Eaten briskly with colleagues on weekday lunch-times or lingered over with family at the weekend, several hundred types of dim sum fry and steam their way onto tables from 11:00 in the morning till past three in the afternoon. The noise generated by customers in a big restaurant can be deafening.
In some places, the serving ladies still push around trolleys from which you make your selection, whilst in other restaurants the waitress brings food to your table. Trolley ladies can be found at Maxim’s Palace (2/F, Low Block, City Hall) and The Metropole (4/F, United Centre, Admiralty – but watch your bag, as thieves are known to operate there). You select a dish from the trolley and the serving lady stamps your order card.

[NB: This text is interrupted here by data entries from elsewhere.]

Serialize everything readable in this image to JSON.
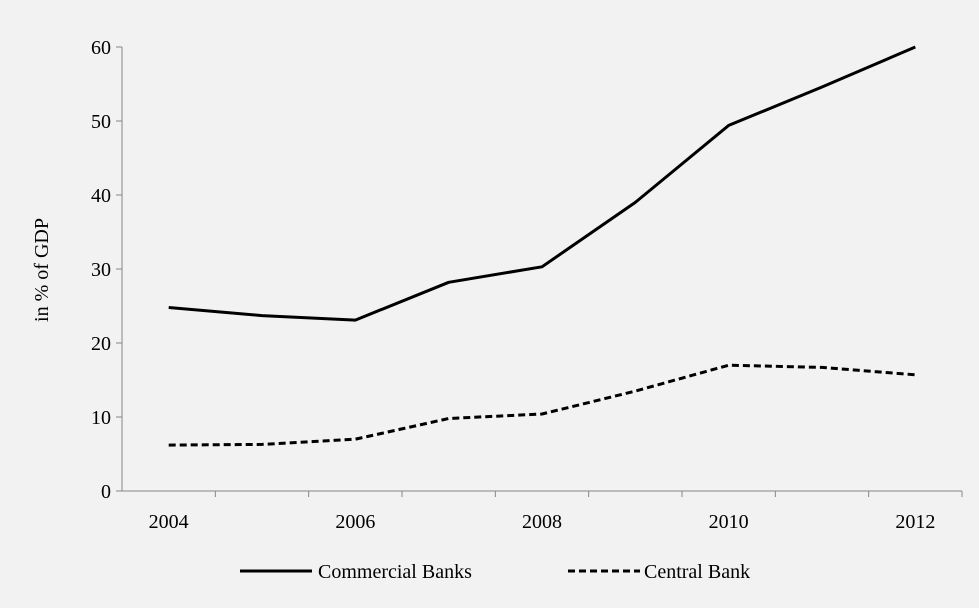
{
  "chart_data": {
    "type": "line",
    "title": "",
    "xlabel": "",
    "ylabel": "in % of GDP",
    "x": [
      2004,
      2005,
      2006,
      2007,
      2008,
      2009,
      2010,
      2011,
      2012
    ],
    "xticks": [
      "2004",
      "2006",
      "2008",
      "2010",
      "2012"
    ],
    "yticks": [
      "0",
      "10",
      "20",
      "30",
      "40",
      "50",
      "60"
    ],
    "ylim": [
      0,
      60
    ],
    "grid": false,
    "legend_position": "bottom",
    "series": [
      {
        "name": "Commercial Banks",
        "style": "solid",
        "color": "#000000",
        "values": [
          24.8,
          23.7,
          23.1,
          28.2,
          30.3,
          39.0,
          49.4,
          54.6,
          60.0
        ]
      },
      {
        "name": "Central Bank",
        "style": "dashed",
        "color": "#000000",
        "values": [
          6.2,
          6.3,
          7.0,
          9.8,
          10.4,
          13.5,
          17.0,
          16.7,
          15.7
        ]
      }
    ]
  }
}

When there are no trolleys, you first mark up your order sheet, which also shows the price of each item – low, medium, high or special price. Then give the order sheet to the waitress, who brings the dishes, often in bamboo steamers, to your table. The only problem with this is that most Chinese restaurants do not have an English translation of dim sum menus. A nice pictorial guide to many of the most famous dim sum is Dim Sum: A Pocket Guide by Kit Shan Li (Chronicle Books).
Sauces and dips served with dim sum include soy sauce, vinegar (garnished with thin strips of ginger), chilli oil, XO sauce (oil flavoured with chilli and seafood), chilli sauce, sweet sauce and mustard sauce (especially good with roast pork). Tea is usually drunk as an accompaniment – sao mei, bo lei and tik guan yum being among the most popular with local Hong Kongers. Lift the tea-pot lid to the side when you want a hot water refill.

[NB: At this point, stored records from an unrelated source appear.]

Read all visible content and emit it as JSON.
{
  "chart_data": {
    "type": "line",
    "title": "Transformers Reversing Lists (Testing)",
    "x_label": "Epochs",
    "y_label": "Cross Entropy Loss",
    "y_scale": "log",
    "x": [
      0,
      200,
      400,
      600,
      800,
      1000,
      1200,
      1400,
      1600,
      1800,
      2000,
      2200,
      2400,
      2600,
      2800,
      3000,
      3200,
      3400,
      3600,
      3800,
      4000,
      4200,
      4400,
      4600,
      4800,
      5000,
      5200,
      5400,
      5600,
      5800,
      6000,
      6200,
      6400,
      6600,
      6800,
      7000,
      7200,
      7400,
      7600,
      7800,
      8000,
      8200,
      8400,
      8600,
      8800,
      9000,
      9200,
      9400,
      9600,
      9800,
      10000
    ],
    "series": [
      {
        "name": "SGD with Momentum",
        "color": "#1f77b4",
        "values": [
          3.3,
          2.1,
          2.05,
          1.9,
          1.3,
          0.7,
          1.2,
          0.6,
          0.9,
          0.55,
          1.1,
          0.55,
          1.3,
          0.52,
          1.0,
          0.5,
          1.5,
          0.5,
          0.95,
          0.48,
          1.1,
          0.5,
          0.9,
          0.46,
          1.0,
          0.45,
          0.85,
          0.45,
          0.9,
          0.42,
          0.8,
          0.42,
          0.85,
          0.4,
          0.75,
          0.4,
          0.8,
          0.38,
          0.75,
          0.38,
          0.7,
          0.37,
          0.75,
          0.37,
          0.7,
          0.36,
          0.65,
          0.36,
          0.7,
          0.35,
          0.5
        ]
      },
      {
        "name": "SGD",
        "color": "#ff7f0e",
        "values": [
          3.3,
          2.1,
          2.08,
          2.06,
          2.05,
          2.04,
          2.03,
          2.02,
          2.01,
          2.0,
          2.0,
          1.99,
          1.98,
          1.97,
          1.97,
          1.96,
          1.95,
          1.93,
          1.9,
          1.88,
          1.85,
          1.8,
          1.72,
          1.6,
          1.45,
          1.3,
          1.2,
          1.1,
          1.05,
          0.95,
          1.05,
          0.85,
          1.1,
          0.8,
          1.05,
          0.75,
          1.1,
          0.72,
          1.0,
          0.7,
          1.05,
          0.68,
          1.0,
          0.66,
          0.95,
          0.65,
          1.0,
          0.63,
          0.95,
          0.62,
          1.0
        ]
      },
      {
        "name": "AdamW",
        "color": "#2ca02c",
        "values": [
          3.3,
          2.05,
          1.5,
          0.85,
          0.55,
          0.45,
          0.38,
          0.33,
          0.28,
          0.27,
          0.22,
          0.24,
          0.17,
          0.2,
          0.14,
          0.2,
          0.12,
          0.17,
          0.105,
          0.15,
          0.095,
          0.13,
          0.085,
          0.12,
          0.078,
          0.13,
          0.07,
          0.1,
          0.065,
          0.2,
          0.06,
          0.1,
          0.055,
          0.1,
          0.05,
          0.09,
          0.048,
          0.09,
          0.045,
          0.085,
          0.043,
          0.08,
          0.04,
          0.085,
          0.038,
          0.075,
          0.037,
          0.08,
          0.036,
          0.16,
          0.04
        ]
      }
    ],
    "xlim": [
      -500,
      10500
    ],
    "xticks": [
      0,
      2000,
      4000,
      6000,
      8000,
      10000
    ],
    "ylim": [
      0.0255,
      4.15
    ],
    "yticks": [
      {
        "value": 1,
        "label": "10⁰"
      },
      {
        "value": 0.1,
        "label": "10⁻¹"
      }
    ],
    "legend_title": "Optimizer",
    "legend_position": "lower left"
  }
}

Beside the dim sum, which usually come in three or four strips or items per helping, it’s common to order other side dishes such as a roast meat plate – pork, goose, duck and eel are common – and one of the many fried rice, congee or fried noodle dishes. (Fried rice with dried scallop and egg white is tasty.) Chinese also commonly order a plate of blanched choi sum, green stalky vegetables served with oyster sauce.
There is usually a small selection of desserts served after dim sum. Amongst the most popular are:
- mango pudding in a lagoon of evaporated milk;
- sweet red bean soup flavoured with sun-dried tangerine peel;
- mini-egg tarts with the centres almost runny; and
- sesame or peanut balls in sweet soup (tong yun).

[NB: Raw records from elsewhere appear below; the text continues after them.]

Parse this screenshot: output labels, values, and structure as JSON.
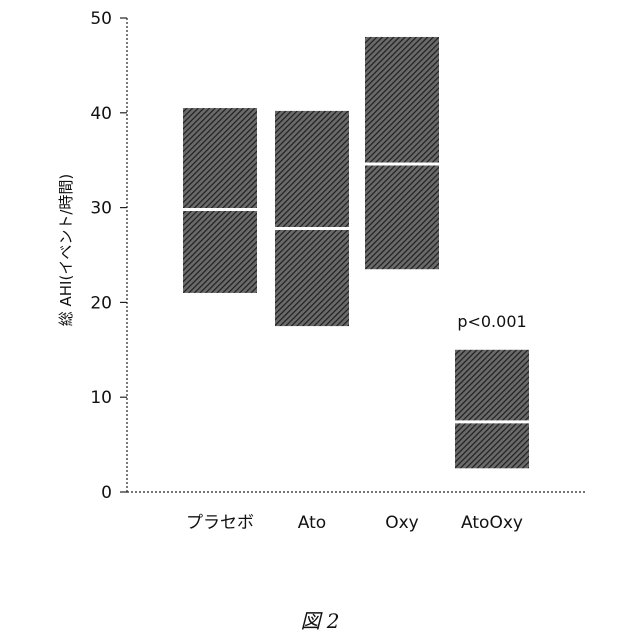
{
  "chart_data": {
    "type": "box",
    "ylabel": "総 AHI(イベント/時間)",
    "ylim": [
      0,
      50
    ],
    "yticks": [
      "0",
      "10",
      "20",
      "30",
      "40",
      "50"
    ],
    "categories": [
      "プラセボ",
      "Ato",
      "Oxy",
      "AtoOxy"
    ],
    "boxes": [
      {
        "low": 21.0,
        "median": 29.8,
        "high": 40.5
      },
      {
        "low": 17.5,
        "median": 27.8,
        "high": 40.2
      },
      {
        "low": 23.5,
        "median": 34.6,
        "high": 48.0
      },
      {
        "low": 2.5,
        "median": 7.4,
        "high": 15.0
      }
    ],
    "annotation": {
      "text": "p<0.001",
      "category": "AtoOxy"
    },
    "grid": false,
    "legend": "none",
    "colors": {
      "box_fill": "#3a3a3a",
      "median_line": "#ffffff",
      "axis": "#222222"
    }
  },
  "caption": "図 2"
}
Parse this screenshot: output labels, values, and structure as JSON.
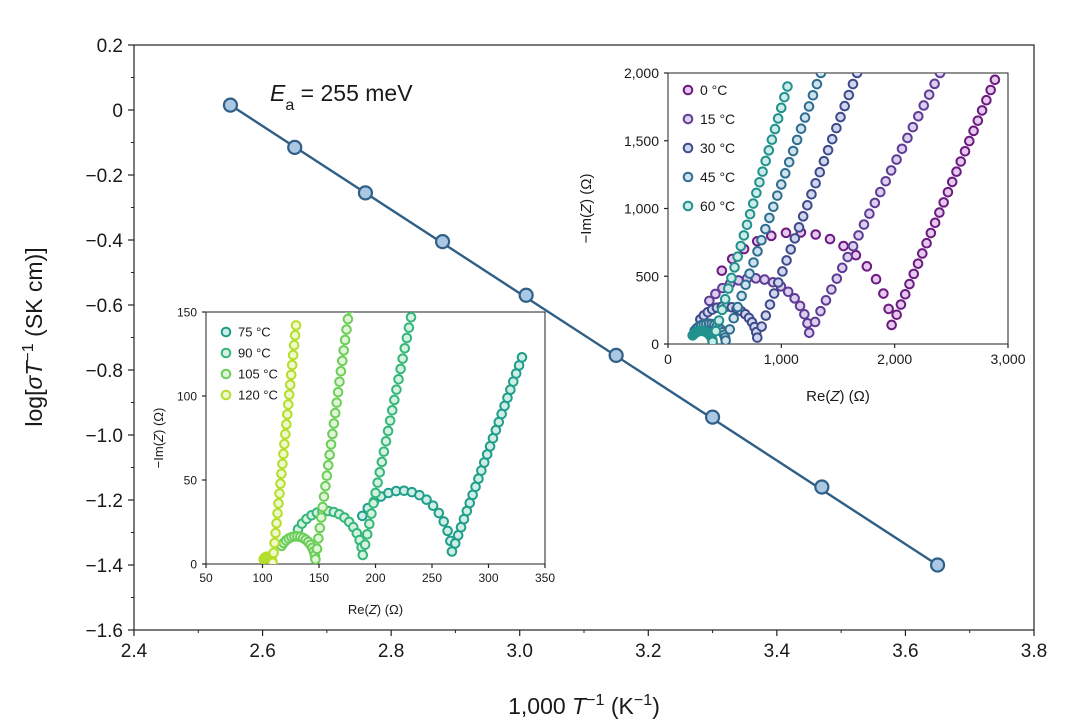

Expect to pay about $130–160 per head for a meal of dim sum, depending on what is ordered. An excellent restaurant for dim sum is Victoria City (5/F, Citic Tower, Admiralty), which has a splendid view of the harbour.
One last note – you may or may not be able to book a table for dim sum, depending on the rules of the establishment concerned. Having booked a table, you may well have to wait ten minutes or more for it to be cleared for you, even though you have arrived on time. If time is tight, it’s better to get there before midday to avoid the stampede and before the egg tarts start to run out. Alternatively, go later – usually after 3:00 pm – to enjoy half-price dim sum at many of the restaurants.